Ainsi, le financement redistributif du CNC permet de financer, via les ventes des billets de blockbusters, la création de « petits » réalisateurs avant qu’ils ne soient connus, attribue des aides aux « petits » producteurs, distributeurs ou exploitants dont la billetterie est faible. Ce système rend alors accessible la diversité de l’offre cinématographique à l’ensemble des salles de cinéma, jusqu’aux contrées les plus lointaines, construisant par-là toutes les conditions nécessaires à ce que les chefs d’œuvre du cinéma deviennent de grands films populaires !

 

Or cette exception culturelle semble aujourd’hui menacée. À l’instar de la voix de Justine Triet qui s’est élevée au festival de Cannes, il nous faut être attentifs à ceux dont le cœur penche toujours un peu plus vers la marchandisation du cinéma.

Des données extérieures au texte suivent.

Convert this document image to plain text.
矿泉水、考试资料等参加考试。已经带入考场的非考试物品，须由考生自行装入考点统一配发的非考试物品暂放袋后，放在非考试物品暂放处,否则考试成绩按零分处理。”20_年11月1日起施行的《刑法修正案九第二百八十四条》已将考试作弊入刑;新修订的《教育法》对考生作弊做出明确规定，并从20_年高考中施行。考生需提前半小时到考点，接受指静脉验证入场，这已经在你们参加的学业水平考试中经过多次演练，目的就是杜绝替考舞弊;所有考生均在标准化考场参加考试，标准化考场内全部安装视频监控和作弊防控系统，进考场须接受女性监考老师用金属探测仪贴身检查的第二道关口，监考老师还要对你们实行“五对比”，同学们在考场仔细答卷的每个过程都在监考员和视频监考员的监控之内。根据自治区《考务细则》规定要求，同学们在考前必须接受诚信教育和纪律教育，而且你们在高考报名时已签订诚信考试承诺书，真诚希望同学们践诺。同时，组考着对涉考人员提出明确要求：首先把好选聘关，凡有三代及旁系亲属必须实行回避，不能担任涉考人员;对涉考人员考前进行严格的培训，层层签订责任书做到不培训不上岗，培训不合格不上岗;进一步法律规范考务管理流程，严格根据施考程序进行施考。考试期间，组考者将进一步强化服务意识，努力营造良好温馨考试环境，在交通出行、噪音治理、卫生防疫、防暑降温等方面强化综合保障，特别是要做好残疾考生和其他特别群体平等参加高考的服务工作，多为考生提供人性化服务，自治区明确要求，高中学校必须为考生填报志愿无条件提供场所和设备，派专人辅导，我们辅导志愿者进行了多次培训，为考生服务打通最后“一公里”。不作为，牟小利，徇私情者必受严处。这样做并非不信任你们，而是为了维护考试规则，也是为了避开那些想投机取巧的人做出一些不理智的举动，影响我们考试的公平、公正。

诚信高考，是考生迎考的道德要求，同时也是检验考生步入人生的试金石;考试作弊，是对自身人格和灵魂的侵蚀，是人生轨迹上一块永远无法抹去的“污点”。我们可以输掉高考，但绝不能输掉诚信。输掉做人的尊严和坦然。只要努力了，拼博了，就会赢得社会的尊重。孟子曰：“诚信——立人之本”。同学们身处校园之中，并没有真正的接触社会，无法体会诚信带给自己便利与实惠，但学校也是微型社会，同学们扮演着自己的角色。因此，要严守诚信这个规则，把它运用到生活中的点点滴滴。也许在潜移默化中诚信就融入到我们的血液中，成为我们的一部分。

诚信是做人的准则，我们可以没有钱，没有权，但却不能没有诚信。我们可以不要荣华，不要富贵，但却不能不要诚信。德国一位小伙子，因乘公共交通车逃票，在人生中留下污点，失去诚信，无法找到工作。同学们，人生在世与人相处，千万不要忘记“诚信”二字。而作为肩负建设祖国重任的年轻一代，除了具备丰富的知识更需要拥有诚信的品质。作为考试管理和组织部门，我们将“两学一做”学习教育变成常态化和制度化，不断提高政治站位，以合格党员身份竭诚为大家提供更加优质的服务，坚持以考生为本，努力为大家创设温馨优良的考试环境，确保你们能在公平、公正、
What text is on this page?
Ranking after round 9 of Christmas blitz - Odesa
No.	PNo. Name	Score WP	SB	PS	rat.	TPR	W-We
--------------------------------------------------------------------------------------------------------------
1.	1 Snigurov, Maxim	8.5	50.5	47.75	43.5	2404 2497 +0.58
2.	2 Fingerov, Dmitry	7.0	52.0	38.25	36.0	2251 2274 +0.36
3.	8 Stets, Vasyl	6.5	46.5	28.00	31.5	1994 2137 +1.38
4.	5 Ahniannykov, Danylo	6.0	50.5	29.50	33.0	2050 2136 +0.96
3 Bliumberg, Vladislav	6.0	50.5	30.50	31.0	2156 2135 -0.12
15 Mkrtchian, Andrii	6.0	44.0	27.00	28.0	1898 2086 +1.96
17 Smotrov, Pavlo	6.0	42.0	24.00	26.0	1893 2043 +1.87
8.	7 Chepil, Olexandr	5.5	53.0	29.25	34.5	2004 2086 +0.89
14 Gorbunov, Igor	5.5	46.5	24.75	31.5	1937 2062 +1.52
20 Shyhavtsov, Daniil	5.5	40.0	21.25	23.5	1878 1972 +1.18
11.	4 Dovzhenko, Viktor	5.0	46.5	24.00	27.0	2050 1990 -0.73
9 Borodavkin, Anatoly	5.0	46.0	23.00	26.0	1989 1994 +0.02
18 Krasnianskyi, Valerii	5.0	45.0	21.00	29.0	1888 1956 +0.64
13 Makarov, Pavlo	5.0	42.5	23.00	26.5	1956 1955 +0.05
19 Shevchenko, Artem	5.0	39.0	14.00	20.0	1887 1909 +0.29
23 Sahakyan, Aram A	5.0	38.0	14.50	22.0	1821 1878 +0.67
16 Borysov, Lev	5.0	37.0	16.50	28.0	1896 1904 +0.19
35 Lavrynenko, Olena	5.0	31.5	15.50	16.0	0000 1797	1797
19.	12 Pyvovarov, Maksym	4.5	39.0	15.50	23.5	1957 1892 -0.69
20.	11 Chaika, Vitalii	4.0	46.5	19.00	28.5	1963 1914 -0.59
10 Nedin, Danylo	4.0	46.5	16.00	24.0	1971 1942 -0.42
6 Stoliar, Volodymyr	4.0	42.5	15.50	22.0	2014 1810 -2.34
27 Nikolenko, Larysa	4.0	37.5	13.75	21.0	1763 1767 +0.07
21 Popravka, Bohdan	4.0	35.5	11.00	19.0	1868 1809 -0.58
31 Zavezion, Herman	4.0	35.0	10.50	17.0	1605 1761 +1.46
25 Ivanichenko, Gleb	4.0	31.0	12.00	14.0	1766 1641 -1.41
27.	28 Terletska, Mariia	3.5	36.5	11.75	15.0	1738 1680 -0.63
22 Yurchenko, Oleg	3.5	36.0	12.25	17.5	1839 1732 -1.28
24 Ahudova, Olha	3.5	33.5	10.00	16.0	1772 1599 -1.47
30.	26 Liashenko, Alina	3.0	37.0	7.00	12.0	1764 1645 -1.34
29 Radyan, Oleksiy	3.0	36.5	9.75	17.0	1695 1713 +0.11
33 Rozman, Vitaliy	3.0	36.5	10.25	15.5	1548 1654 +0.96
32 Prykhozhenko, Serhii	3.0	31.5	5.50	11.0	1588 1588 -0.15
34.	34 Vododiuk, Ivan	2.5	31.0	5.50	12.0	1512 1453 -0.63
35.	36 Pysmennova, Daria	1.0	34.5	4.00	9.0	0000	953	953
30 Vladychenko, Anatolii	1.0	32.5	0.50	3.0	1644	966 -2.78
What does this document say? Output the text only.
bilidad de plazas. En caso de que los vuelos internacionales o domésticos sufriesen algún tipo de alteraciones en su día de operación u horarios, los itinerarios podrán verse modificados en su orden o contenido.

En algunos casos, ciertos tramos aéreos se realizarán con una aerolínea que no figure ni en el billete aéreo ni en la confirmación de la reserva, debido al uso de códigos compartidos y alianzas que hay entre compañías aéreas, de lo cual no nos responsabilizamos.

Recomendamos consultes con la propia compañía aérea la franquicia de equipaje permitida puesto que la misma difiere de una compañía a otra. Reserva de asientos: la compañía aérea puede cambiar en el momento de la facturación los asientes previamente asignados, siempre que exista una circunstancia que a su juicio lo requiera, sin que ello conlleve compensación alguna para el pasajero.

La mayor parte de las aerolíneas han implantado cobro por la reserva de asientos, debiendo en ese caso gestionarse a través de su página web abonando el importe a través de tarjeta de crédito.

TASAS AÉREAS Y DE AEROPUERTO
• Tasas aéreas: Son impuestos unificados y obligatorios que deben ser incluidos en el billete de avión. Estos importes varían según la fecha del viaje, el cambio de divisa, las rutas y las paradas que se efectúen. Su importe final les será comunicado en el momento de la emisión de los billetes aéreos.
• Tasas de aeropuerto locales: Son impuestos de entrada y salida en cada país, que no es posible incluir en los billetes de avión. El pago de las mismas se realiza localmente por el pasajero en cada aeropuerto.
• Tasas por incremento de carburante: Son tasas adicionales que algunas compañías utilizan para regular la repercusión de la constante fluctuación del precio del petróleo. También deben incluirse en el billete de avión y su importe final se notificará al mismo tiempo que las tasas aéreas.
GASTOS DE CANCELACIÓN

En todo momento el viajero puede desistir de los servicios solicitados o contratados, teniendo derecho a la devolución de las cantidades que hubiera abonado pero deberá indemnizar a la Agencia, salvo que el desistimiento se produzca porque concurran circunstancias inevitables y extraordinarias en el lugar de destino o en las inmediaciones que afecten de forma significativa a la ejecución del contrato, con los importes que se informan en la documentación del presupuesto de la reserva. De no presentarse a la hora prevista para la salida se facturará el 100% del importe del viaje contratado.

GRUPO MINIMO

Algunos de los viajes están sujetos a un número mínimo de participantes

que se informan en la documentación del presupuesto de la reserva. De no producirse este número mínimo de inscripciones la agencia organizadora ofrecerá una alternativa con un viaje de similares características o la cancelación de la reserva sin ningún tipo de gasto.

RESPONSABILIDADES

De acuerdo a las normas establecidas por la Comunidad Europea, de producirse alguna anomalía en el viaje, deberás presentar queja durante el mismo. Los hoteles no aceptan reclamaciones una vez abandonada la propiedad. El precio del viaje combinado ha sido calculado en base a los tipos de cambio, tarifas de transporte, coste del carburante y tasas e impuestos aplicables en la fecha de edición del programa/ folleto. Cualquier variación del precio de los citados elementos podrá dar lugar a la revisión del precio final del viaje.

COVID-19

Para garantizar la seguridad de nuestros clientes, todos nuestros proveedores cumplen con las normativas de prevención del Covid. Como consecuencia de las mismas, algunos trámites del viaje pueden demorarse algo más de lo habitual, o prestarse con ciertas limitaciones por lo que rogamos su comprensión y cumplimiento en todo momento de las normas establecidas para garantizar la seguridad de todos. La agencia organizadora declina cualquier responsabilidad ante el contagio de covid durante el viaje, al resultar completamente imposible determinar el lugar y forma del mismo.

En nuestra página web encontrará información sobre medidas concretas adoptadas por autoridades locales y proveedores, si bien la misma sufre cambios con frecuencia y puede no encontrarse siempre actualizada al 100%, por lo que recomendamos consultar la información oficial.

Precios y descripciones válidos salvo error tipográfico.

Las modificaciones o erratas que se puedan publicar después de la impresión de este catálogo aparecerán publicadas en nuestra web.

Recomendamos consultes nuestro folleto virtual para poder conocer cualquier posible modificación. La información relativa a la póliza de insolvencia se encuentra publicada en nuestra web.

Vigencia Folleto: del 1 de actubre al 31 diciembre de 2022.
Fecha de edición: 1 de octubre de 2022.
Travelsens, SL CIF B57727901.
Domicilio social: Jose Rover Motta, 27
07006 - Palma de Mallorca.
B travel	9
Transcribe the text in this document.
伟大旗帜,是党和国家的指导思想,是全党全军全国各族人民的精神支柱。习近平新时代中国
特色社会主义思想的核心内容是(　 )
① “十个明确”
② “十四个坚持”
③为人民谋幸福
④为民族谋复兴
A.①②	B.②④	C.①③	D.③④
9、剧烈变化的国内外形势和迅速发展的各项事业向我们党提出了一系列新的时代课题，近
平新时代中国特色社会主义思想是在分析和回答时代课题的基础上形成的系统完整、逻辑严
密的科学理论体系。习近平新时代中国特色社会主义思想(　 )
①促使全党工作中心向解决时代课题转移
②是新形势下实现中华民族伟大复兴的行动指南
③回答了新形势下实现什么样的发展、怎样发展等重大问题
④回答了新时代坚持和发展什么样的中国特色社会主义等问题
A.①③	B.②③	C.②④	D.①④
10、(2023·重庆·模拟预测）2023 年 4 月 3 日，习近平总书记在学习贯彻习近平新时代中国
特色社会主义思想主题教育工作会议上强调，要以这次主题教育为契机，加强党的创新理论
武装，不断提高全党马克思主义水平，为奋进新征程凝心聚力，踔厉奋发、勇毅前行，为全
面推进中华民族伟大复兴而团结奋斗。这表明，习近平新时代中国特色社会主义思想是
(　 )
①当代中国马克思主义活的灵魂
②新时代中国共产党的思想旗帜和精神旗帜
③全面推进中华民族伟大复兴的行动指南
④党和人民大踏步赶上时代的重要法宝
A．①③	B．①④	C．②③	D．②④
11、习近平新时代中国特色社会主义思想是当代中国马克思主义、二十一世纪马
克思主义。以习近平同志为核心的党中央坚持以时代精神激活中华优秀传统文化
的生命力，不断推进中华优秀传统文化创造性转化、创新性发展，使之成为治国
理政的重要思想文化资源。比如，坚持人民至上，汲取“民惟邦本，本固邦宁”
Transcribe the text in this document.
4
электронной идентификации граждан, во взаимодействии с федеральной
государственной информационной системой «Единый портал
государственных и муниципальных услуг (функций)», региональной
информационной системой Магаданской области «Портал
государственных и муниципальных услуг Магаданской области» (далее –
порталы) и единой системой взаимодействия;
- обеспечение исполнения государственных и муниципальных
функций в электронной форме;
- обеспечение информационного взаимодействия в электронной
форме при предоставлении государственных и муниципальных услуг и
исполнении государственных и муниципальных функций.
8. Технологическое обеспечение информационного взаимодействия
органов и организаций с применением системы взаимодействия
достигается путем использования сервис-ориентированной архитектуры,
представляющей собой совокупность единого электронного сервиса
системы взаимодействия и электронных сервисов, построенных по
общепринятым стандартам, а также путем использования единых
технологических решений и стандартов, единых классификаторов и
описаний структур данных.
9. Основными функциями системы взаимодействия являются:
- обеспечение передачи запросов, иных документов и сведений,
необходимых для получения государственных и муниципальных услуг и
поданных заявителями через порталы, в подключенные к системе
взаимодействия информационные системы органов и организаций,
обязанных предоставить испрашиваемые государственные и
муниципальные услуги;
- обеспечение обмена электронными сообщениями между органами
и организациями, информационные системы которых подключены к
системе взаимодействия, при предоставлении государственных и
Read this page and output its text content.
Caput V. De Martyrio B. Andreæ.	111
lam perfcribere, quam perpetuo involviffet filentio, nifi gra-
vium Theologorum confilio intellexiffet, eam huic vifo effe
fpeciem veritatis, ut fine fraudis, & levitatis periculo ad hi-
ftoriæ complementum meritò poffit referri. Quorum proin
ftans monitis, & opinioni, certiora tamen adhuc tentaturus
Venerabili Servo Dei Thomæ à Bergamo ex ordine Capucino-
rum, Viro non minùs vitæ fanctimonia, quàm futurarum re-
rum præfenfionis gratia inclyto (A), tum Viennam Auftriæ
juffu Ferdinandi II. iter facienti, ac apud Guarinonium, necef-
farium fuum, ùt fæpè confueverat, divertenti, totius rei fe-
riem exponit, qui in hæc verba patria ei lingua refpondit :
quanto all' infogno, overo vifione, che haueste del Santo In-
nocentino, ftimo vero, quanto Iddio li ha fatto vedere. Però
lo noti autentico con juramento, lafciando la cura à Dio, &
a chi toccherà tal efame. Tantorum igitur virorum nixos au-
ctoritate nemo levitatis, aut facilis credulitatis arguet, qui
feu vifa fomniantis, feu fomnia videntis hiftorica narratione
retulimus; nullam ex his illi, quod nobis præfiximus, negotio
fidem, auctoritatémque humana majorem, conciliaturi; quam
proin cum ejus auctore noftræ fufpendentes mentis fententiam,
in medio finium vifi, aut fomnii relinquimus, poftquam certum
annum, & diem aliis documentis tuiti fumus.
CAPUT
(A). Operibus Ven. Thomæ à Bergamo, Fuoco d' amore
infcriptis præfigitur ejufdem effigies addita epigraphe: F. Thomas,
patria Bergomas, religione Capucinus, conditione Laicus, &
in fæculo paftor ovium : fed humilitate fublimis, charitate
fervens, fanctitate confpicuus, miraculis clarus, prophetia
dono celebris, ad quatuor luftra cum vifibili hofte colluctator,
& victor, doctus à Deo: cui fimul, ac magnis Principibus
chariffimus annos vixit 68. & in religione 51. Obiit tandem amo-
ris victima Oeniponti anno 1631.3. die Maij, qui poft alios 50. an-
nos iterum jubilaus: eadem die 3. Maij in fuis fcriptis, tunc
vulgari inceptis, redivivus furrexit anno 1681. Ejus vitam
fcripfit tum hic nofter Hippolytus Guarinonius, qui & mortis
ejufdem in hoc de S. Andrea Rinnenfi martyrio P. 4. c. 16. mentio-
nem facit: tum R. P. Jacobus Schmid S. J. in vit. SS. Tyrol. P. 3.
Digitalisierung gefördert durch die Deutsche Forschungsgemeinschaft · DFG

Je pense en particulier à ceux qui plaident pour une plus large part de financement privé ou encore ceux qui voudraient plafonner l’ensemble des taxes affectées au CNC.

 

=> Face à ces remises en cause de l’exception culturelle, le texte dont il est question aujourd’hui entend apporter des éléments de protection :
- L'assouplissement du système d’agrément du CNC permettra d’assurer une juste rémunération des distributeurs et une équité d’accès pour les exploitants indépendants, favorisant ainsi la diversité culturelle.
- L’obligation pour les distributeurs de consacrer une diffusion minimale de l’offre cinématographique dans des lieux à faible densité démographique répondra à l’objectif de démocratisation de la culture.
- Enfin, une rémunération minimale des auteurs sera assurée par le conditionnement des aides du CNC au respect des accords de rémunération.

 

Favorable à ces avancées, j'ai voté en faveur de ce texte.